Pour les fonctionnaires, le dispositif est légèrement différent : la réduction est plus faible au niveau du SMIC (2 points) mais elle s'appliquera de façon dégressive jusqu'à 1,5 SMIC. Au niveau du SMIC, un fonctionnaire paiera donc 330 euros de moins par an et 51 euros pour une rémunération équivalant à 1,5 SMIC. La mesure bénéficiera à 2,2 millions de fonctionnaires, dont l'ensemble des fonctionnaires de catégorie C, 70 % des fonctionnaires de catégorie B et 20 % des fonctionnaires de catégorie A, en début de carrière.

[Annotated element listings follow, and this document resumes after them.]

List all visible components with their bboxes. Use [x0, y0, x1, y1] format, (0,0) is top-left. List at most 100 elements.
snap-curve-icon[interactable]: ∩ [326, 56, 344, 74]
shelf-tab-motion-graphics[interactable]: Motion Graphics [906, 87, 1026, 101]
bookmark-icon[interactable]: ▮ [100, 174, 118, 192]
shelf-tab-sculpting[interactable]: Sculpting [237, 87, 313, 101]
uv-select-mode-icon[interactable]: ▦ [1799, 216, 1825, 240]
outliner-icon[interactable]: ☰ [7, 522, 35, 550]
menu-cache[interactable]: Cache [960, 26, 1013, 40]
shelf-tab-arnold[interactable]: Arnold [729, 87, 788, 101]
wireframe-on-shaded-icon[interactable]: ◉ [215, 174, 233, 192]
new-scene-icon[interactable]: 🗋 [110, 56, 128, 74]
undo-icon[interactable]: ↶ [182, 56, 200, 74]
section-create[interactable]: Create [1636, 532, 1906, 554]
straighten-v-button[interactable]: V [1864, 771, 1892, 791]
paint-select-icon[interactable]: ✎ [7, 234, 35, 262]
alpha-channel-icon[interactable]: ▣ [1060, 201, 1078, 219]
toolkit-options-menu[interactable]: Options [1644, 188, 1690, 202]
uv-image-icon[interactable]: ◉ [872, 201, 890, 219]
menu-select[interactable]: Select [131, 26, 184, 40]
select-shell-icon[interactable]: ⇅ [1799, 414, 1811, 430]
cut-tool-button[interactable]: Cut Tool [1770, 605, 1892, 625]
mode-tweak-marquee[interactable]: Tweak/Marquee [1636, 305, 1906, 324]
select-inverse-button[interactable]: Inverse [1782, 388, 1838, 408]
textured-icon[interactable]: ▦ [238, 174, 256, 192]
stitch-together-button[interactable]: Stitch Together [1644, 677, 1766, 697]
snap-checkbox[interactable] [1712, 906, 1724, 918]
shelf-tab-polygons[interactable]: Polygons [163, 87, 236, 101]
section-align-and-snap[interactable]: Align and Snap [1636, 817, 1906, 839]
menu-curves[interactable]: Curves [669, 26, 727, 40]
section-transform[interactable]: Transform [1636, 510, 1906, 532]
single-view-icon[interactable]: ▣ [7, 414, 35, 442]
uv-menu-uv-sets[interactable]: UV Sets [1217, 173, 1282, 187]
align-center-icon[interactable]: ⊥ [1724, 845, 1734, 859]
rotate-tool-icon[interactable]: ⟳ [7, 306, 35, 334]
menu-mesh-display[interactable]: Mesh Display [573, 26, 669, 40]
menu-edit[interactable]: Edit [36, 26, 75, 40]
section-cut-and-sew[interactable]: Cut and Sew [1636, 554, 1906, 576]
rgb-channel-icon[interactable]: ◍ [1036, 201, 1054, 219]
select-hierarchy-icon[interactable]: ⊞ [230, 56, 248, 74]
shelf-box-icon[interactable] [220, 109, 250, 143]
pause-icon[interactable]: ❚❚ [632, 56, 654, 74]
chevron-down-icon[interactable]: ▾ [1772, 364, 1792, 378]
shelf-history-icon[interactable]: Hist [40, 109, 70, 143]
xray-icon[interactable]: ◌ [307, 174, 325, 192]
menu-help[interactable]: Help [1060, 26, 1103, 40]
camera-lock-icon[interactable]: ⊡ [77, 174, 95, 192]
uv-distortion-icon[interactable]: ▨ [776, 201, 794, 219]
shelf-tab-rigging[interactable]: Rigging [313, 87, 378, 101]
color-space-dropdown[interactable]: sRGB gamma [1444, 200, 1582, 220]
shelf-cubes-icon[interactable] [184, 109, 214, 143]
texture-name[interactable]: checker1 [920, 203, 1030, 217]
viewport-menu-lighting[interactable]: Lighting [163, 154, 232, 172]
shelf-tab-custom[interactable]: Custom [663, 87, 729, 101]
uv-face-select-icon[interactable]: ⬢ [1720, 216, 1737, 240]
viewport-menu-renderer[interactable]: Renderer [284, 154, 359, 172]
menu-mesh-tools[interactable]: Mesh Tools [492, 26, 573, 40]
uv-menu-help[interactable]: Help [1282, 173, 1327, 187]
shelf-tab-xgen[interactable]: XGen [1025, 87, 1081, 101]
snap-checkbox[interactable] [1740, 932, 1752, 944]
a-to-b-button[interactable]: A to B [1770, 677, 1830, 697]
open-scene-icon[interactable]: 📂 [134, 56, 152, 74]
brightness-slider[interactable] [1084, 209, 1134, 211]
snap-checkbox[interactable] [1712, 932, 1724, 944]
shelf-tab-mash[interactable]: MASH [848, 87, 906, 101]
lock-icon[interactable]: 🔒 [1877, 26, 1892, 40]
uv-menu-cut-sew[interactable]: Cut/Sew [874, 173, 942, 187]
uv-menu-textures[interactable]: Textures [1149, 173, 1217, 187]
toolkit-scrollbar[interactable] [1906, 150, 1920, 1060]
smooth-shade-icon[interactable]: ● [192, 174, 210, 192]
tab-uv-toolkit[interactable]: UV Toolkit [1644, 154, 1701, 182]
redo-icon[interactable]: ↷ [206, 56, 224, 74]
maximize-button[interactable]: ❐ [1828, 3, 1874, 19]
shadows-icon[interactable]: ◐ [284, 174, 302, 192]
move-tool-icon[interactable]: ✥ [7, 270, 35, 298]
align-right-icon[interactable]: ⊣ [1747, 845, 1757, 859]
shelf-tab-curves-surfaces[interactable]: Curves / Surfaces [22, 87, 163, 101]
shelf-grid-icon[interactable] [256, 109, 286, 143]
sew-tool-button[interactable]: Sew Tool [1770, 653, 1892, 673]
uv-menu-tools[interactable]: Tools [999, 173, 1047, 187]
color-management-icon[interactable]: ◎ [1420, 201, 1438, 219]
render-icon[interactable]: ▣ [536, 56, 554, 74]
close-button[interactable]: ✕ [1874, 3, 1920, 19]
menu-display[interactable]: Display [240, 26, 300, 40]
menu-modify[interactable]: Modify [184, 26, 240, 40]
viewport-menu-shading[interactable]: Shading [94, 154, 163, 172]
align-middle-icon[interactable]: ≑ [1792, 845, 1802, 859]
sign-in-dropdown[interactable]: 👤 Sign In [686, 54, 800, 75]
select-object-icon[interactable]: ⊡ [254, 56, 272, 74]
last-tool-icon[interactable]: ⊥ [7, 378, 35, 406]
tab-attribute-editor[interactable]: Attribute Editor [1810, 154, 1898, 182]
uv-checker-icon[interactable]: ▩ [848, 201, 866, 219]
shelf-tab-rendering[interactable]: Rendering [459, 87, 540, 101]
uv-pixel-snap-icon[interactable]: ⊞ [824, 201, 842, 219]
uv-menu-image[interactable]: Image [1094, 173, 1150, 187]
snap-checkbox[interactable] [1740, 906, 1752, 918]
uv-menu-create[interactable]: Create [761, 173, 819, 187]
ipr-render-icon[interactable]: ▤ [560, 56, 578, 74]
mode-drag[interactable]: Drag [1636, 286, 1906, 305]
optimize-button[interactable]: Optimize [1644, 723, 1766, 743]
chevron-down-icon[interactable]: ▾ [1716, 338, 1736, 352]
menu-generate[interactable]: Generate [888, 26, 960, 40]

Le coût pour l'État sera de 450 millions d'euros en 2015.

J'en arrive aux diminutions de charges des entreprises prévues par le Pacte de responsabilité. Il s'agit, tout d'abord, de la baisse de 1,8 point des cotisations patronales d'allocations familiales, jusqu'à 1,6 SMIC, soit le même champ que la réduction générale de cotisations de sécurité sociale dite « Fillon ». Cette baisse est uniforme et non dégressive. Le taux de cotisation passera ainsi de 5,25 % à 3,45 %. 1,5 million d'employeurs en bénéficieront, pour environ 10 millions de salariés. Le coût de la mesure est estimé à 3 milliards d'euros en 2015.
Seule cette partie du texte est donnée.